The meeting began with a recap about two tax-neutral bond options.
Option A: 15-year, $10.25 million
Option A is a “maintenance only” option to repair roofs and exterior envelopes, repave parking lots, update playgrounds with ADA compliant equipment, a parking lot for the district gym, and replace the bleachers and gym floor at CCCHS.

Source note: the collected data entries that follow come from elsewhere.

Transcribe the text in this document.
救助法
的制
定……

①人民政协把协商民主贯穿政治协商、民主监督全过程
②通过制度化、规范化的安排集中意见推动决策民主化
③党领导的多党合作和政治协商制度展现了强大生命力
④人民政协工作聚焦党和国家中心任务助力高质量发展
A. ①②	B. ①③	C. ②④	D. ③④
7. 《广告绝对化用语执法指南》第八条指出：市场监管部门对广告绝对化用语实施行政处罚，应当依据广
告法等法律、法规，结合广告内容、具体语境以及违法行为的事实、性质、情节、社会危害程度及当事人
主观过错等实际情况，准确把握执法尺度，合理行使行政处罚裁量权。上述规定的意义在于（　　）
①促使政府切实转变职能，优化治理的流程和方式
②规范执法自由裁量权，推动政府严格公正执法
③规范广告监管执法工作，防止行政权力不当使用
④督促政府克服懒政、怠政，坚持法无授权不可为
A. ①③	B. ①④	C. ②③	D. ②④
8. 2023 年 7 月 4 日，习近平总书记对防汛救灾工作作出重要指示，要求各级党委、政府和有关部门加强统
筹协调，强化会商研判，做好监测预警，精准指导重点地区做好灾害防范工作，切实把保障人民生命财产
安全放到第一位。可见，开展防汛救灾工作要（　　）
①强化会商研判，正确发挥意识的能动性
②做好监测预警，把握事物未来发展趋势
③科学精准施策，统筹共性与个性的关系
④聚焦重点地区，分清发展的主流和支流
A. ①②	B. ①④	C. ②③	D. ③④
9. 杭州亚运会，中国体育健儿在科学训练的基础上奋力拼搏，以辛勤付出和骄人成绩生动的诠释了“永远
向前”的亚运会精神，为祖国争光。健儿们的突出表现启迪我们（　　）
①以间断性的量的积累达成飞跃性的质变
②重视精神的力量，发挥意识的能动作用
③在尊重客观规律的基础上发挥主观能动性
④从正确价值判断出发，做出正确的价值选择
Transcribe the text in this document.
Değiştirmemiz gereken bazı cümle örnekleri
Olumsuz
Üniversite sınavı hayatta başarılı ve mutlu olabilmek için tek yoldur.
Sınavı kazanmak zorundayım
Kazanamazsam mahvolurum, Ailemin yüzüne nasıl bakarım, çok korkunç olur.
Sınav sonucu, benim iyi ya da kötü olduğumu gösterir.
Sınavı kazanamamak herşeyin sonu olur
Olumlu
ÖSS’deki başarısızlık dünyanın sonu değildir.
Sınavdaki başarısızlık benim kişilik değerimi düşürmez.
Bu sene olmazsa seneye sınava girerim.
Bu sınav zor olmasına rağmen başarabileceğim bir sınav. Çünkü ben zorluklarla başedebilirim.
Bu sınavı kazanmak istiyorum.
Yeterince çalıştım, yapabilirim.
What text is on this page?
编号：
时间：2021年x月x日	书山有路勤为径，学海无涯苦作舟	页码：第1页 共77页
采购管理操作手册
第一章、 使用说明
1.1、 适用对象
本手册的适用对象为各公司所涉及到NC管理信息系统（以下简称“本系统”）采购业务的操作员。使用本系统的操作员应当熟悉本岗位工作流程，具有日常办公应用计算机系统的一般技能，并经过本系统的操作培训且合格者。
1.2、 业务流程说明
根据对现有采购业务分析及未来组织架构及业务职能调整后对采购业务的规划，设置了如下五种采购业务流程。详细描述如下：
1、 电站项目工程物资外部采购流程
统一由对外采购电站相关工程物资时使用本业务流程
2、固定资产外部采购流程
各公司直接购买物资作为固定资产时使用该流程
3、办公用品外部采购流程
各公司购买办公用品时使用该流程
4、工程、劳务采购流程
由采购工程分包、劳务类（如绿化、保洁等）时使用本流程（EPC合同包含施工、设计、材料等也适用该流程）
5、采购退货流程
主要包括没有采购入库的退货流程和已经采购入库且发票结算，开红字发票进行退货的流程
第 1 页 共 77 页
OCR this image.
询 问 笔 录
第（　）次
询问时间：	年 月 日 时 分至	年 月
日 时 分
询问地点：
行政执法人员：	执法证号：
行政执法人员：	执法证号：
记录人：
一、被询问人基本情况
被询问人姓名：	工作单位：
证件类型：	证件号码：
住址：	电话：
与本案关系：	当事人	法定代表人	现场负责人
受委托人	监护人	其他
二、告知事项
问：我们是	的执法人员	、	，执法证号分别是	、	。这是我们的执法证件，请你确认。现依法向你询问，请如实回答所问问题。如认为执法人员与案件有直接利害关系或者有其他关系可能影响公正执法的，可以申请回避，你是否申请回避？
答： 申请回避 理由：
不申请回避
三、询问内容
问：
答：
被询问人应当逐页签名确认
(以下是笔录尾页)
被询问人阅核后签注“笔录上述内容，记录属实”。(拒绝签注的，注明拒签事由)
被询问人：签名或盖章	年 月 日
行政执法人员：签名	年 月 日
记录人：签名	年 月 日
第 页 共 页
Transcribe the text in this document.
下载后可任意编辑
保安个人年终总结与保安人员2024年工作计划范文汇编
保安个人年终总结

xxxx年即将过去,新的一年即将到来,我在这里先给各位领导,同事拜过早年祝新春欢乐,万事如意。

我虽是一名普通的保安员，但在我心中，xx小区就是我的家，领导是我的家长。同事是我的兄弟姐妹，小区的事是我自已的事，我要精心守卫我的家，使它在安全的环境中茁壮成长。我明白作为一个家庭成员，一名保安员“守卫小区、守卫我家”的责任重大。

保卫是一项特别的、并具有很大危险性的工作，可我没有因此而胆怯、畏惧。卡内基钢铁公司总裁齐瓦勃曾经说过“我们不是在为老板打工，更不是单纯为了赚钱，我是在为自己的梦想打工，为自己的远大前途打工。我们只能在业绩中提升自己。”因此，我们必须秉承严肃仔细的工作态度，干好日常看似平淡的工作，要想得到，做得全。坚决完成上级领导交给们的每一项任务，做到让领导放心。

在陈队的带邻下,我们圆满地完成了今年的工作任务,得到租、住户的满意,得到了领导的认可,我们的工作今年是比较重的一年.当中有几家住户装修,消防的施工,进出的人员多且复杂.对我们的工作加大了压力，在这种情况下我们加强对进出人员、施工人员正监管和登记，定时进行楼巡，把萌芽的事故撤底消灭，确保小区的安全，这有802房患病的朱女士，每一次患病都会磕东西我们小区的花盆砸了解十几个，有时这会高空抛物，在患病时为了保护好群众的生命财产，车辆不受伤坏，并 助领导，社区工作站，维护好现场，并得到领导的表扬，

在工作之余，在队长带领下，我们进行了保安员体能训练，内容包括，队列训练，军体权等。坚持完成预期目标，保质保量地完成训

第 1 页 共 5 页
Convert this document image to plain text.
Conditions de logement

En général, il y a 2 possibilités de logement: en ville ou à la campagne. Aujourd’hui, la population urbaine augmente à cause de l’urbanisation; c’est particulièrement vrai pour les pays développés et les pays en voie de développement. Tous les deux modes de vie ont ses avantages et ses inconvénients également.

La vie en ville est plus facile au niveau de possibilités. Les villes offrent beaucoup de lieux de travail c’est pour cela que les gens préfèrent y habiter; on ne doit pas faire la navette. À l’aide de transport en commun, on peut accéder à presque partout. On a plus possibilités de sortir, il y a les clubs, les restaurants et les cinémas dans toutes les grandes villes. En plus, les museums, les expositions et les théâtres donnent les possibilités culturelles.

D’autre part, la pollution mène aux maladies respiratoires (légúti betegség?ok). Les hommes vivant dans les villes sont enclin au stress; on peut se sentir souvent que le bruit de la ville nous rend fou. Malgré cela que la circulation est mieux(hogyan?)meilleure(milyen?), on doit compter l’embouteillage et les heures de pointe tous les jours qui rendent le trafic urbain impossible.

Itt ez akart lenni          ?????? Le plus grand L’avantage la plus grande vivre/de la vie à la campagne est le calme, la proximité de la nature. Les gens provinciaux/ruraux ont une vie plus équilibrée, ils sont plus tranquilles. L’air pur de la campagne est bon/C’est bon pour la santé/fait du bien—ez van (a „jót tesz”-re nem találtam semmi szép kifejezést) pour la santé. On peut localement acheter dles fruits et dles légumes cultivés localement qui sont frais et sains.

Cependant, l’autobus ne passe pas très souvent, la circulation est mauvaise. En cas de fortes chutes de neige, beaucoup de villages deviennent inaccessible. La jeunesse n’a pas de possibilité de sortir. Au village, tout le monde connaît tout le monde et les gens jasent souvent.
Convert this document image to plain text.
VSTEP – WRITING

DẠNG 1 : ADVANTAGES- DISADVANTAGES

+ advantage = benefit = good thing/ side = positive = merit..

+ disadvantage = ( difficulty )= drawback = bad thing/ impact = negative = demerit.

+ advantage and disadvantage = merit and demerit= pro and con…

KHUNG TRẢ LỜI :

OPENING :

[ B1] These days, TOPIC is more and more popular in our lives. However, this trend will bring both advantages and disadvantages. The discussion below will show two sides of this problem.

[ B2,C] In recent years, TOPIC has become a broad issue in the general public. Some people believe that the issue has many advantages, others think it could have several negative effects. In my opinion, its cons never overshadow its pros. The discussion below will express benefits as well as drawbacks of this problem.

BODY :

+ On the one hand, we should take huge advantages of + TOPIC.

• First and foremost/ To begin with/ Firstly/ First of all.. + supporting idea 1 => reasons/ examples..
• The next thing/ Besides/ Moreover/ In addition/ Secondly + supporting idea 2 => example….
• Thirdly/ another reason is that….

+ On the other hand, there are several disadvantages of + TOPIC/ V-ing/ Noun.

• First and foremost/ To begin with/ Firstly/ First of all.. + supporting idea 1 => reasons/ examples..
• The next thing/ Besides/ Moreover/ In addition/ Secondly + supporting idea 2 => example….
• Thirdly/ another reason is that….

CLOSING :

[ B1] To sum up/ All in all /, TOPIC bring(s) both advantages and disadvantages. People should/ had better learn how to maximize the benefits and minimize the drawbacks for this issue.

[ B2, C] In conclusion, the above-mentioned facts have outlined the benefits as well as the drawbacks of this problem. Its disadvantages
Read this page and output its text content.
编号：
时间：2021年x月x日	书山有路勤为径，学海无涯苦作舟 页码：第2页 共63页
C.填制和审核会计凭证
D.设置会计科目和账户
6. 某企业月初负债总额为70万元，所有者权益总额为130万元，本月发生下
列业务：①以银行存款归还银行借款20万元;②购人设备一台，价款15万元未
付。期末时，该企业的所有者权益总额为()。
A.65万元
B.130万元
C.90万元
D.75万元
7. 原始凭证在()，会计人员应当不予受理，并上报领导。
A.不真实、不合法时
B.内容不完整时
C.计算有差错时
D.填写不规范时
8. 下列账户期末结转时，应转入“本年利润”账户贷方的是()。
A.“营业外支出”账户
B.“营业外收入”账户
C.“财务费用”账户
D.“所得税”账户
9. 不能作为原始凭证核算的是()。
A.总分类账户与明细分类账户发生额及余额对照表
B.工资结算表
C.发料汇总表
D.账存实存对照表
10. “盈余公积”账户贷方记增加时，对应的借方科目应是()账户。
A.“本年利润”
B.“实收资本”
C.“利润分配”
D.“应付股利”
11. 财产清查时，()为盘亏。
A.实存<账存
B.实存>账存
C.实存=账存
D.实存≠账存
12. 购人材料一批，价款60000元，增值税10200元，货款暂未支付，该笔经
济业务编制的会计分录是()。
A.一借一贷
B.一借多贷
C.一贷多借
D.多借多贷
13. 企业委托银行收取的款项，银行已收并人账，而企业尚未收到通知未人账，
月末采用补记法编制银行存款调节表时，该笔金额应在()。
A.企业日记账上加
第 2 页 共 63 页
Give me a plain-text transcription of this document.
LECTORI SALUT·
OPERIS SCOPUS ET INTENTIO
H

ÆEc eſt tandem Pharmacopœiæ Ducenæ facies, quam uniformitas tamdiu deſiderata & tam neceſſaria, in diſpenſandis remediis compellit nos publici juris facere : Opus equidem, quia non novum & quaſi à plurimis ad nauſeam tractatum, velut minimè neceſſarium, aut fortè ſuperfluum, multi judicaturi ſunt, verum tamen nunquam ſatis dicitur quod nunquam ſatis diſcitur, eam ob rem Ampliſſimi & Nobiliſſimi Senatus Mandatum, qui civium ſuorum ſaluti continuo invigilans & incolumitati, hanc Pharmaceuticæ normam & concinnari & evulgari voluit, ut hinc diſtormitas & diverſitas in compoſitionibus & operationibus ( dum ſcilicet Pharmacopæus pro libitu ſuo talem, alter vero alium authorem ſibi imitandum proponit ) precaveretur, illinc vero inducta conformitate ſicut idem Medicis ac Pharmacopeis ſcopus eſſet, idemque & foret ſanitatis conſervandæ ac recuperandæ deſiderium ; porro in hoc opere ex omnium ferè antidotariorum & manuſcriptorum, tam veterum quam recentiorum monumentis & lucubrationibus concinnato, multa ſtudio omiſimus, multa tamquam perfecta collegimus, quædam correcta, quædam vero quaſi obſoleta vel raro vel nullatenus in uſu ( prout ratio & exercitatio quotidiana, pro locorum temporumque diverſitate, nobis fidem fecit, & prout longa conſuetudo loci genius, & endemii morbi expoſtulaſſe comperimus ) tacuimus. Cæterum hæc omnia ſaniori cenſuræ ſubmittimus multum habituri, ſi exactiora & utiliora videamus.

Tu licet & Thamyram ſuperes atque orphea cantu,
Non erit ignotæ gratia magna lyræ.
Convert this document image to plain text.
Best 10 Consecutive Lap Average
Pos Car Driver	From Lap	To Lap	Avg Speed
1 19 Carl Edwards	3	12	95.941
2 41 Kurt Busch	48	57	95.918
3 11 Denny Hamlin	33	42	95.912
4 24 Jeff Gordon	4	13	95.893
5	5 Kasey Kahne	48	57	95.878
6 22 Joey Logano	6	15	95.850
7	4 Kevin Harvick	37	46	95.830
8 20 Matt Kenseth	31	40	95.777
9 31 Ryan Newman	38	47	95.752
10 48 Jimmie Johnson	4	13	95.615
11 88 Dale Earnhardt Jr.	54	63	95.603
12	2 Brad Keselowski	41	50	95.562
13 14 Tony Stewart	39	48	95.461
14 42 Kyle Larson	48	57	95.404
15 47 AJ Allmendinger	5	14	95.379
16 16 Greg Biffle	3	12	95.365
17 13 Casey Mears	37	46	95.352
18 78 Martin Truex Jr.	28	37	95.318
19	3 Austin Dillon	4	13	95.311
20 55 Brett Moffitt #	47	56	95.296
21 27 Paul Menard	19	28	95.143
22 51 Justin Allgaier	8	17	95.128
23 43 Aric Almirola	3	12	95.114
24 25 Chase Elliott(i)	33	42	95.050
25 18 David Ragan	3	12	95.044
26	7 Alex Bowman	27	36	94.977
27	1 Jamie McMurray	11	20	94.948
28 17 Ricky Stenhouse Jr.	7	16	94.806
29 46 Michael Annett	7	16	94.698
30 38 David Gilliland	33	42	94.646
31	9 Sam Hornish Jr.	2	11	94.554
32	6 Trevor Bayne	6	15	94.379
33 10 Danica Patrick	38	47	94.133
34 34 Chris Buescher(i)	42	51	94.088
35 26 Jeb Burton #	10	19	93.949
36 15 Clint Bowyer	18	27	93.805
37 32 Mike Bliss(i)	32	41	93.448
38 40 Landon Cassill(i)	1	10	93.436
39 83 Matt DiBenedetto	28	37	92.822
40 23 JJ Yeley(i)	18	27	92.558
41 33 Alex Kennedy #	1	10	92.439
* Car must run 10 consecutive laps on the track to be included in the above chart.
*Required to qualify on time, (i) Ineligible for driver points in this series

Option B: 20-year, $11.8 million
Option B is a “consolidation” option. This would include a three-classroom addition to Lincoln to house grades K-5; Garfield would hold preschool and district offices; no changes to Wakefield or Clay Center middle or high schools. Maintenance would still be included, with roofing repairs paid out of capital outlay.
Upcoming:
The USD 379 school board will choose if they wish to pursue one of the bond options on or by December 8th. Their bond choice would be up for public vote in March of 2026.
Expiring Bond
The current USD 379 bond will expire in early 2026, four years before it was originally scheduled to mature, in 2030. By refinancing at a lower rate, the district saved taxpayers around $350,000 in interest, said Superintendent, Brett Nelson.
Clayton Kelley, Managing Director of Education for public lending sector, Piper Sandler, said the potential bond would still include 6.8 mills – avoiding costing taxpayers additional dollars.
“This is already a good example of what the district has done to be responsible with its funds,” Kelley said.
“We really pride ourselves on putting together a financial plan for the district that’s conservative and cautious.” Kelley said projections for a potential 2026 bond is planned without assuming continued assessed valuation growth.
“That’s not a projection, it just puts the district in a position where you’re in a really cautious financial plan.”
He added that the school district’s assessed valuation has grown more than 5% annually over the last 10-15 years, which has also contributed to the existing bond’s early payoff.
In addition, Kelley said school districts often refinance to lower their interest rates, a move that would create further savings.
“The great thing about your district is you’re in a position to take care of a lot of facility needs, keep the bond and interest fund mill levy flat and continue to keep the total district’s mill levy lower than the state average.”
Meanwhile, Maria Kutina, principal architect at HTK said bonds are what allow school districts to maintain their property through rising maintenance costs.
“This is actually quite a bit of work to get done for this amount of money,” Kutina said. “Things are just so expensive.”
Finally, attendees were asked to discuss positives and challenges of each option, which will be presented to the school board for review.